The first step is to log in to your DNS provider. I am using Cloudflare, if you don’t know how to create DNS records then contact your hosting provider.
We are going to create a new TXT DNS record:
- Add a new record
- Select TXT as type
- Set the name to _dmarc
- Set the content to:
v=DMARC1; p=none; rua=mailto:[email protected]; ruf=mailto:[email protected]; sp=none; fo=1;
What this record does is monitor
p=none all DMARC events, and send a report when SPF or DKIM fails
fo=1. It also monitors all subdomains
sp=none. The reports are sent to the mail address [email protected].
When you are ready to move the unauthorized mail to the spam folders, you can change the record to the following:
v=DMARC1; p=quarantine; rua=mailto:[email protected]; ruf=mailto:[email protected]; sp=quarantine; fo=1;
Besides the policies and reporting mail address, you have also a couple of other options that you can use in your DMARC record.
|sp||none, quarantine, reject||Used to apply the DMARC record to all subdomains. You can set a custom policy for the subdomains.|
|fo||0, 1, d or s||Determine when to generate a forensic report:|
0 – When both SPF and DKIM fail
1 – When SPF or DKIM fails
d – Only when DKIM fails
s – Only when SPF fails
|pct||1 – 99||Percentage of failed emails that should be quarantined or rejected. Allows you to slowly test the quarantine or reject policy. Does not work with p=none|
Third-party options for DMARC analyses
DMARC reports are sent on a daily basis to the given mail address. The reports are formatted in XML, so they are not easy to read or analyze. There are different DMARC monitoring solutions on the market, like DMARCLY for example.
These monitoring solutions are not free, but they can really help you with analyzing the DMARC reports and speed up the overall implementation.
After you have signed up you can customize and generate the DMARC record after which the reports will be sent to the monitoring tool.

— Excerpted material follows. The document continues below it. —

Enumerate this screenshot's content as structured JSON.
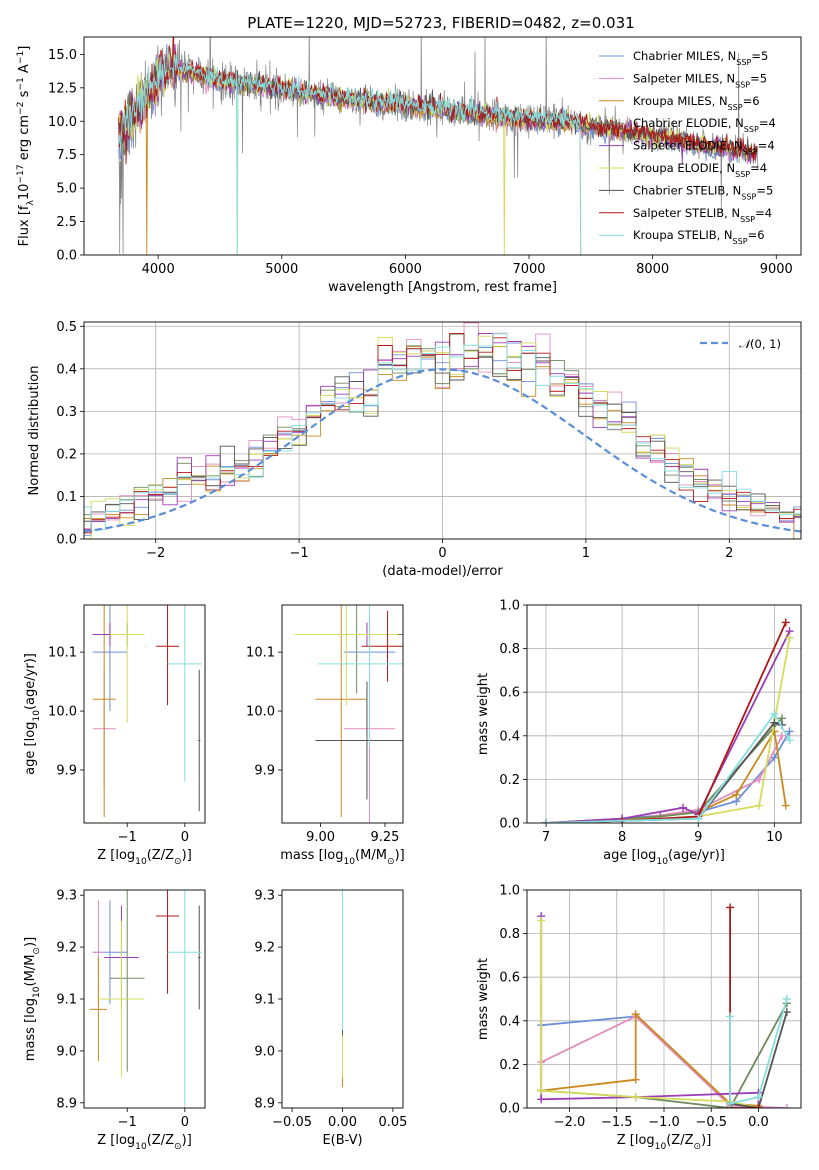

After a couple of days, you will see the first results in the aggregate reports. Keep monitoring the reports for a couple of weeks until you are certain that all your systems are configured correctly in the SPF record.
SPF and DKIM are important steps when it comes to protecting your email. But don’t forget DMARC. Most people don’t implement DMARC, because they are afraid that legitimate mail won’t arrive. But by starting with monitoring and using DMARC monitoring tools to analyze the reports you can safely implement DMARC for your Office 365 tenant.